Ruth. My coworker, mentor and friend.

Mr. Rahman, my unofficial guardian at the hostel/dormitory where I stayed. He made sure to call me when I arrived in the States to ensure my safe return. He holds a place in my heart. Can never forget good people.
Period piece at Ghana Institute of Art. 

Saw this little guy playing ball outside the hostel. Couldn't resist taking a picture and then playing kickball with him.
On the way to church.

Korle-Bu Community Chapel. Mostly medical personnel/families and med students.
On the way to the beach. We had to take a boat there!

In the boat headed to Bojo Beach. This is one of the nicest beaches in Ghana as you can see, hopefully.

Father and newborn at the beach. I thought she was the cutest thing, so it was only right to capture the moment.

Beautiful family spending time at the beach. I must have taken 50 photos of them after having conversation with the matriarch on the far right and playing football (soccer) with the kids and some other folks,
People lining up for gasoline during a government imposed gasoline shortage. All those yellow containers are peoples' gas cans. This was the scene whenever a station announced they were releasing gasoline. Reminds me of NYC a couple summers back.
Pics from the Kente weaving village. Top- Master weaver hard at work. Bottom- Unofficial Boss.
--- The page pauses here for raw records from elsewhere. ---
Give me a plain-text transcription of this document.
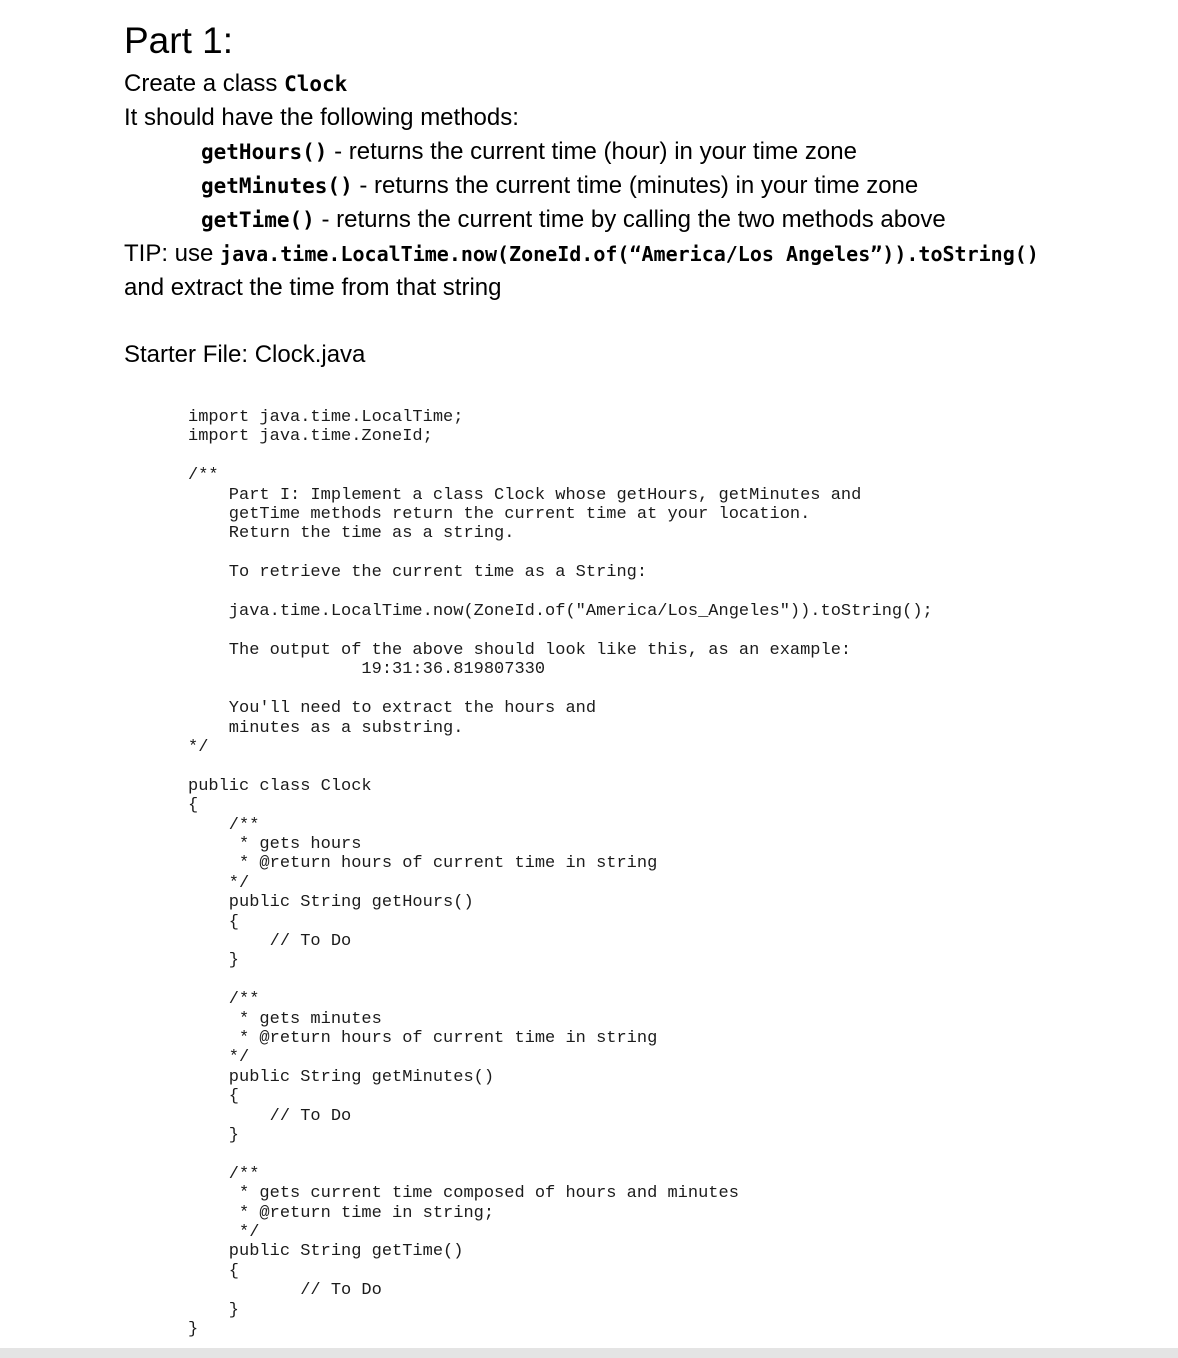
Part 1:
Create a class Clock
It should have the following methods:
getHours() - returns the current time (hour) in your time zone
getMinutes() - returns the current time (minutes) in your time zone
getTime() - returns the current time by calling the two methods above
TIP: use java.time.LocalTime.now(ZoneId.of(“America/Los Angeles”)).toString()
and extract the time from that string
Starter File: Clock.java
import java.time.LocalTime;
import java.time.ZoneId;

/**
Part I: Implement a class Clock whose getHours, getMinutes and
getTime methods return the current time at your location.
Return the time as a string.

To retrieve the current time as a String:

java.time.LocalTime.now(ZoneId.of("America/Los_Angeles")).toString();

The output of the above should look like this, as an example:
19:31:36.819807330

You'll need to extract the hours and
minutes as a substring.
*/

public class Clock
{
/**
* gets hours
* @return hours of current time in string
*/
public String getHours()
{
// To Do
}

/**
* gets minutes
* @return hours of current time in string
*/
public String getMinutes()
{
// To Do
}

/**
* gets current time composed of hours and minutes
* @return time in string;
*/
public String getTime()
{
// To Do
}
}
Elephant in the background you say?

The Ga festival in Accra. Celebration of the harvest. The gentleman in the middle is the Ga chief in this district.
Had the opportunity to meet up with the Ghana M-Trek. Go Ross!

Hundreds of feet up in the rain forest walking through the canopy.

This is cocoa in its natural form. This is one of Ghana's primary exports and it tastes wonderful in this natural state. MMMMM....cocoa!
Playing with crocodiles up close and personal in the crocodile sanctuary. 
At the entrance to the male slave quarters at Cape Coast Castle- home of the "Door of No Return". Take note of the plaque on the left commemorating President and First Lady Obama's visit.
Staring out over the Atlantic at the inception of the Middle Passage and the potential grave-site for many who were either thrown overboard or willingly jumped ship to avoid the horrors awaiting them.